I started at midnight, couldn't put it down, and finished in the wee hours. I'm tempted to call this novel "cute," but the author would probably find that demeaning. It's obvious she was trying to create a meaningful story about female power and the racial tensions of the 1960s. Lily Owens is a girl who lost her mother in a terrible accident, and the book begins with the accident and other exciting events in quick succession. Then the book calms down, and in my mind, remained mostly serene from then on. I wasn't really expecting that, but it was a nice break from heavier books I've just been reading. "Bad things" happen later on, but for some reason I got this sense of peace with it, probably due to the almost insensibly sanguine character August Boatwright. This woman just seems to take everything in, accept it, and make the best of it. She's not very realistic in that sense, but it works for this book, which has an underlying mysticism. One of the recurring motifs is the Black Madonna or Virgin Mary, but August as much as says at one point that it's not even about Mary really, just the sense of something watching over you, that can come from within.
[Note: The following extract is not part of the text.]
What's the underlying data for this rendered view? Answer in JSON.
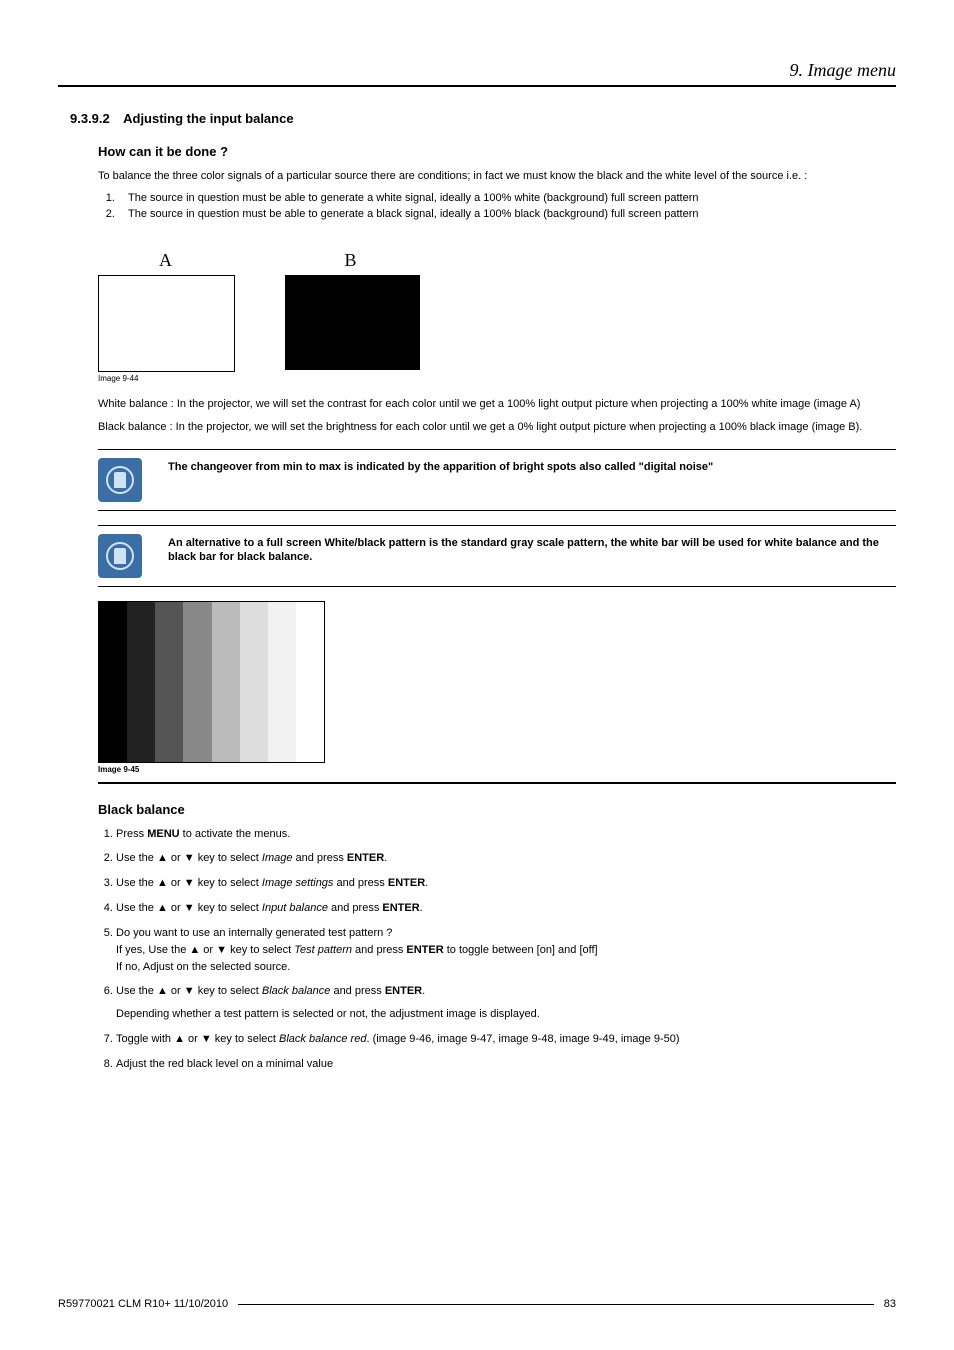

My only criticism would be that it's not very realistic and things work out too neatly, but even that's not really a criticism because it gives you a sense of hope. The truth in this book comes from the hopes of people at that time and in our time for people of different races and genders to finally accept each other.


20. The Salmon of Doubt by Douglas Adams

This is probably one of the best posthumous collections I've ever read. I also just learned that I pronounce 'posthumous' wrong, probably because I've never had much cause to say it aloud. Douglas Adams is the wonderfully hilarious author of Hitchhiker's Guide to the Galaxy fame, and who passed away in 2001 at the age of 49. I also learned that he has a daughter who is now just 13, which makes me very sad. In one of those serendipitous connections (or perhaps not, I learned Adams was also friendly with the likes of Paul McCartney and Michael Nesmith), he was good friends with the brilliant biologist and notorious atheist Richard Dawkins. I knew this, since The God Delusion was dedicated to Adams, but it's brought up many times in the collection so I just thought I'd mention it. The collection is very well organized, in my opinion, for a bunch of random articles and stories. A few of the articles are by friends and contemporaries about Adams, but the majority of the book are examples of Douglas' wit and imagination. It really gives a feel for the kind of person he was in the eyes of himself and those who knew him. "The Salmon of Doubt" was supposed to be the title for the book he was working on when he died unexpectedly of a heart attack. I would recommend this to anybody who loved "Hitchhiker's Guide," but really it's so funny and light I'd recommend it to anyone. You can't help but be interested in Douglas Adams and his quick, glib, out-of-nowhere humor. In other news, I shamefully admit that I must read the rest of the Hitchhiker books.